In the Half-Way Tree Resident Magistrate's Court on January 16, 2015, the prosecution sought to have the men plead guilty to possession of the 916 pounds of ganja, 906 pounds of which was "taken" by the US Coastguard! The written advice of the DPP (with whom I agree) was that the Jamaican authorities were, in the unhappy circumstances, constrained to act on 10 pounds only. One further issue is left unresolved: Why did the US Coastguard leave with a non-national over whom we had total jurisdiction?
This case has exposed a very serious breach of our sovereignty.
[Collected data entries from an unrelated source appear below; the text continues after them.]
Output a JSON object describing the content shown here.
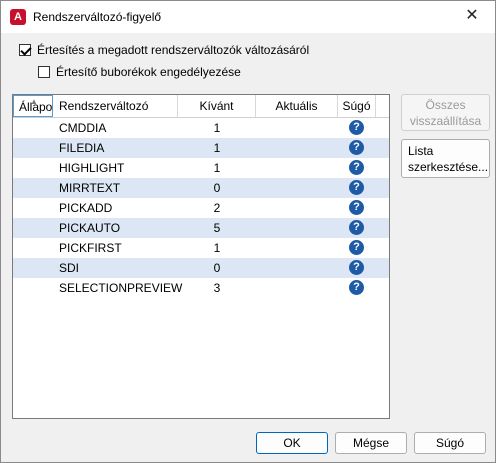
{
  "window": {
    "title": "Rendszerváltozó-figyelő",
    "app_icon_letter": "A",
    "close_glyph": "✕"
  },
  "options": {
    "notify_label": "Értesítés a megadott rendszerváltozók változásáról",
    "notify_checked": true,
    "balloon_label": "Értesítő buborékok engedélyezése",
    "balloon_checked": false
  },
  "table": {
    "columns": [
      "Állapot",
      "Rendszerváltozó",
      "Kívánt",
      "Aktuális",
      "Súgó"
    ],
    "rows": [
      {
        "name": "CMDDIA",
        "desired": "1",
        "current": ""
      },
      {
        "name": "FILEDIA",
        "desired": "1",
        "current": ""
      },
      {
        "name": "HIGHLIGHT",
        "desired": "1",
        "current": ""
      },
      {
        "name": "MIRRTEXT",
        "desired": "0",
        "current": ""
      },
      {
        "name": "PICKADD",
        "desired": "2",
        "current": ""
      },
      {
        "name": "PICKAUTO",
        "desired": "5",
        "current": ""
      },
      {
        "name": "PICKFIRST",
        "desired": "1",
        "current": ""
      },
      {
        "name": "SDI",
        "desired": "0",
        "current": ""
      },
      {
        "name": "SELECTIONPREVIEW",
        "desired": "3",
        "current": ""
      }
    ],
    "help_glyph": "?"
  },
  "side_buttons": {
    "reset_all": "Összes\nvisszaállítása",
    "edit_list": "Lista\nszerkesztése..."
  },
  "footer": {
    "ok": "OK",
    "cancel": "Mégse",
    "help": "Súgó"
  },
  "colors": {
    "row_alt": "#dce6f4",
    "help_icon": "#1f5aa6",
    "app_icon": "#c8102e"
  }
}
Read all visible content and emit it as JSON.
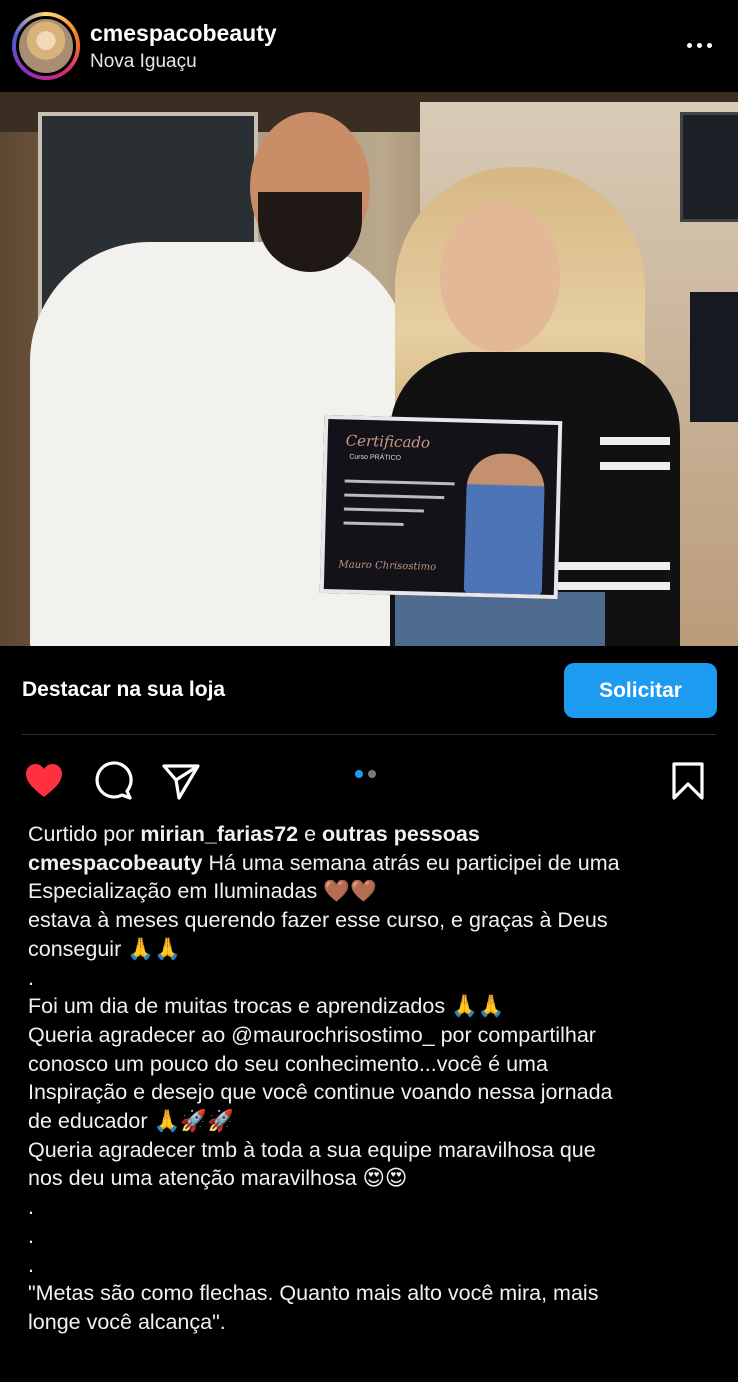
{
  "header": {
    "username": "cmespacobeauty",
    "location": "Nova Iguaçu",
    "more_icon": "more-horizontal-icon"
  },
  "photo": {
    "certificate_title": "Certificado",
    "certificate_subtitle": "Curso PRÁTICO",
    "certificate_signature": "Mauro Chrisostimo",
    "user_tag_icon": "person-icon"
  },
  "shop": {
    "label": "Destacar na sua loja",
    "button": "Solicitar"
  },
  "actions": {
    "like_icon": "heart-filled-icon",
    "comment_icon": "comment-icon",
    "share_icon": "send-icon",
    "save_icon": "bookmark-icon",
    "carousel_count": 2,
    "carousel_active": 1,
    "like_color": "#ff3040",
    "accent": "#1d9bf0"
  },
  "likes": {
    "prefix": "Curtido por",
    "user": "mirian_farias72",
    "joiner": "e",
    "others": "outras pessoas"
  },
  "caption": {
    "author": "cmespacobeauty",
    "lines": [
      "Há uma semana atrás eu participei de uma",
      "Especialização em Iluminadas 🤎🤎",
      "estava à meses querendo fazer esse curso, e graças à Deus",
      "conseguir 🙏🙏",
      ".",
      " Foi um dia de muitas trocas e aprendizados 🙏🙏",
      "Queria agradecer ao @maurochrisostimo_  por compartilhar",
      "conosco um pouco do seu conhecimento...você é uma",
      "Inspiração e desejo que você continue voando nessa jornada",
      "de educador 🙏🚀🚀",
      "Queria agradecer tmb à toda a sua equipe maravilhosa que",
      "nos deu uma atenção maravilhosa 😍😍",
      ".",
      ".",
      ".",
      "\"Metas são como flechas. Quanto mais alto você mira, mais",
      "longe você alcança\"."
    ]
  }
}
I call upon the relevant minister to investigate this most embarrassing situation. How could a treaty state dictate the handling of our case and unilaterally remove 906 pounds of ganja and a suspect from our jurisdiction, when we gave no waiver? The matter was to be wholly prosecuted here in the absence of a waiver.
Furthermore, have we confirmed the destination of the 906 pounds of ganja? Let us not forget that ganja is legal in several states of the US for medicinal use. This leaves a lot of unanswered questions regarding the bona fides of our treaty partner in the fight against ganja. Is the US policing its own nationals who are growing and supplying the sellers of medicinal ganja in the United States? Is the policing of our waters by the US Coastguard - which has stepped up in the past six months - designed to protect American domestic ganja growers?
This is the natural fallout when the weak enter into a treaty with the mighty. It is the latter that dictates the terms, and can effectively break the rules of the game, while the weak dare not protest the loss of 906 pounds of ganja found within their jurisdiction and the unauthorised removal of a suspect found aboard. Perhaps, as George Orwell wrote in Animal Farm:
"All animals are equal, but some animals are more equal than others."